# don't know what else to do!!!!



## mamifelger30 (Sep 16, 2013)

My narsisstic husband claims he filed for divorce 2 weeks ago. I haven't been served yet. I GAVE everything in this marriage and he wants me to leave with nothing. Gave yo my only car to get a new one . He says everything is his from his hard earned money. Forgetting I have two boys. He's been staying at his boys House and only times he comes here is when his roommate needs space. Not because he waBue kids... We live on base and he has truck money etc...I'dpot restraining order but because of the abuse n destruction he does to the home the moment I tell him the foul **** that.He plays. He says the consummation of our son was a mistake but says he doesn't regret him. Says he loved him when he was born! Now it mashes sense how he contributed to nothing during my PREGNANCY. He desires me sexually more now then when we were married... Only plays.husband n farther of the year when it's CONVIENANT for him. I've put up with abuse forgiven his betrayals. The one time I ask him please change let's work on our marriage he says b goodbye like I'm trash . I'm like do I stay at my home don't give him the luxury he wants... Or go to my parent's with nothing And try to take the truck since its communitable property. I'm at a lost. I just can't live like this anymore him in n out house.... Pretending be nice using kids n me... When things going perfect happy I do everything still says sane answer no family. I'm like okay then why are you making my life he'll. Every attempt I make to move forward he has lawyers call me say I cannot sell things etc etc. But he tries to act like he owns me... Please help I'm lost I dint even know who I am anymore
_Posted via Mobile Device_


----------



## SongoftheSouth (Apr 22, 2014)

There are resources for military personnel including spouses. Try military one source for things like tax help, counseling and support and free legal advice. He is active duty right?? He will be standing tall in front of his CO if he does not fulfill his responsibilities. His pay will be garnished for sure. Time for you to act. Children are your number 1 priority now.

V/R 
SOS


----------



## indiecat (Sep 24, 2012)

Go right away to the military spousal support. Tell them he is harassing you and you don't want him in your house. 
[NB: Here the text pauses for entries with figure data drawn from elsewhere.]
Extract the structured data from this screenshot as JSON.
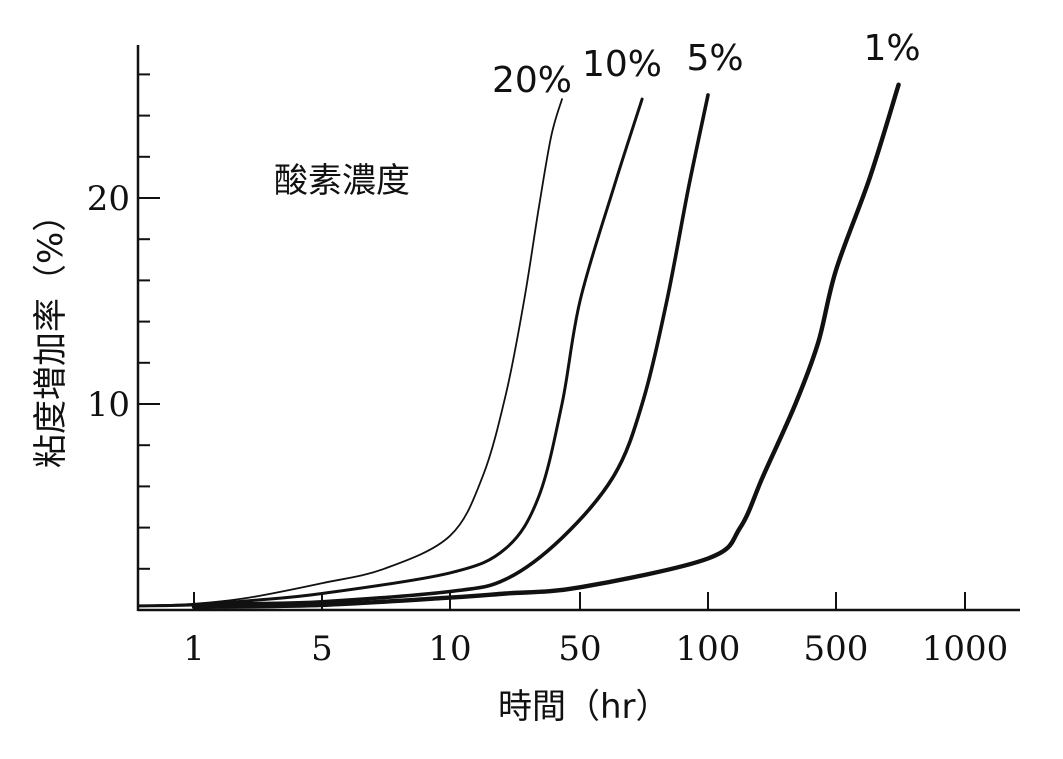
{
  "chart_data": {
    "type": "line",
    "title": "",
    "xlabel": "時間（hr）",
    "ylabel": "粘度増加率（%）",
    "legend_title": "酸素濃度",
    "x_scale": "log (1-2-5 spacing)",
    "x_ticks": [
      {
        "label": "1",
        "value": 1
      },
      {
        "label": "5",
        "value": 5
      },
      {
        "label": "10",
        "value": 10
      },
      {
        "label": "50",
        "value": 50
      },
      {
        "label": "100",
        "value": 100
      },
      {
        "label": "500",
        "value": 500
      },
      {
        "label": "1000",
        "value": 1000
      }
    ],
    "y_ticks": [
      {
        "label": "10",
        "value": 10
      },
      {
        "label": "20",
        "value": 20
      }
    ],
    "ylim": [
      0,
      26
    ],
    "grid": false,
    "series": [
      {
        "name": "20%",
        "x": [
          0.5,
          1,
          2,
          5,
          7,
          10,
          15,
          20,
          25,
          30,
          35,
          40
        ],
        "y": [
          0.2,
          0.3,
          0.6,
          1.3,
          2.0,
          3.6,
          6.5,
          10.5,
          15.0,
          19.5,
          23.0,
          24.8
        ]
      },
      {
        "name": "10%",
        "x": [
          0.5,
          1,
          2,
          5,
          10,
          20,
          30,
          40,
          50,
          60,
          70
        ],
        "y": [
          0.2,
          0.25,
          0.45,
          0.8,
          1.8,
          3.0,
          5.5,
          10.0,
          15.0,
          20.5,
          24.8
        ]
      },
      {
        "name": "5%",
        "x": [
          1,
          2,
          5,
          10,
          20,
          40,
          60,
          70,
          80,
          90,
          100
        ],
        "y": [
          0.2,
          0.3,
          0.4,
          0.9,
          1.5,
          3.5,
          6.5,
          10.0,
          15.0,
          20.5,
          25.0
        ]
      },
      {
        "name": "1%",
        "x": [
          1,
          5,
          10,
          20,
          50,
          100,
          150,
          200,
          300,
          400,
          500,
          600,
          700
        ],
        "y": [
          0.15,
          0.25,
          0.6,
          0.8,
          1.1,
          2.5,
          4.0,
          6.5,
          10.0,
          13.0,
          16.5,
          21.0,
          25.5
        ]
      }
    ]
  }
}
Also the local abused women's shelter will do counseling and help you with legal advice. You need legal advice right away, don't wait. 

He's having his cake and eating it too. You and your kids don't deserve this horrible treatment. 

You have to accept that his behavior is abusive and cruel, and protect yourself.


----------



## honcho (Oct 5, 2013)

If you haven’t been served yet he most likely didn’t file anything. All you need to do is go on a computer and look up on the court system and see if he has. Once divorce is filed there is only a certain amount of time that the other party has to be served and its usually only a couple of days but does vary from state to state. 

I seriously doubt he is having lawyers calling you telling you that you cant sell this or that, these are most likely buddies of his doing it. Lawyers just don’t do that especially if you havent been formally served papers. First find out for yourself if he has filed or not. That is pretty easy to do and don’t bother asking him since you wont get the real answer. Second find yourself an attorney and start the wheels rolling to protect yourself. 

This sounds more like he is just playing a game and using you more than anything else right now.


----------



## mamifelger30 (Sep 16, 2013)

Thanks everyone. Yes that's the thing thog if I leave he wants keep everythinging I GAVE up my only car for us to get a brand new one. I told him you have the motorcycle let me have truck he says f no. I would be leaving with only clothes in my back. He wants the luxury of keeping big house n everything n me struggling. And AThen what. I haven't been served but yet he won't let me sell furniture nothing. I don't know what best thing to do. I hate how he does this push pull game leaving me dwell guilty that's it, all my fault . He left me for other women before.... I rim him back I left him last year forUBE starting me now gee wants nothing to do with me.... Maybe he still loves her. Who knows she was once a birch A w evil women now there best friends abd I'm the evil one !!!! Why does he do this to me n the kids. I try move fwd abd he either mashes me feel bad or hopeful about us=honcho;8497689]If you haven’t been served yet he most likely didn’t file anything. All you need to do is go on a computer and look up on the court system and see if he has. Once divorce is filed there is only a certain amount of time that the other party has to be served and its usually only a couple of days but does vary from state to state. 

I seriously doubt he is having lawyers calling you telling you that you cant sell this or that, these are most likely buddies of his doing it. Lawyers just don’t do that especially if you havent been formally served papers. First find out for yourself if he has filed or not. That is pretty easy to do and don’t bother asking him since you wont get the real answer. Second find yourself an attorney and start the wheels rolling to protect yourself. 

This sounds more like he is just playing a game and using you more than anything else right now.[/QUOTE]
_Posted via Mobile Device_


----------



## Malpheous (May 3, 2013)

You said you live on post?

Go to the JAG office. Provide them the lawyer's contact info. If he's filed, BAH is yours. His command should be notified by JAG and they will give him a unit Commander's order of No Contact and Stay Away. This means he pays for the housing. You live in it. He can't come around. 

This should also engage his command so they can ensure he either sh1ts or gets off the pot so you can get things freed up.

The truck and bike, and everything else, is most likely community property. That means you are both equally eligible for both it's gains and it's costs. 

You should start looking for your own lawyer. Worst case is you file.


----------



## lancaster (Dec 2, 2013)

People here have been giving you good suggestions. It is up to you to now follow them. Also contact his chain of command and tell them what is going on. As long as he is in the military he will be forced to pay child support. You do not have to try and do this alone.


----------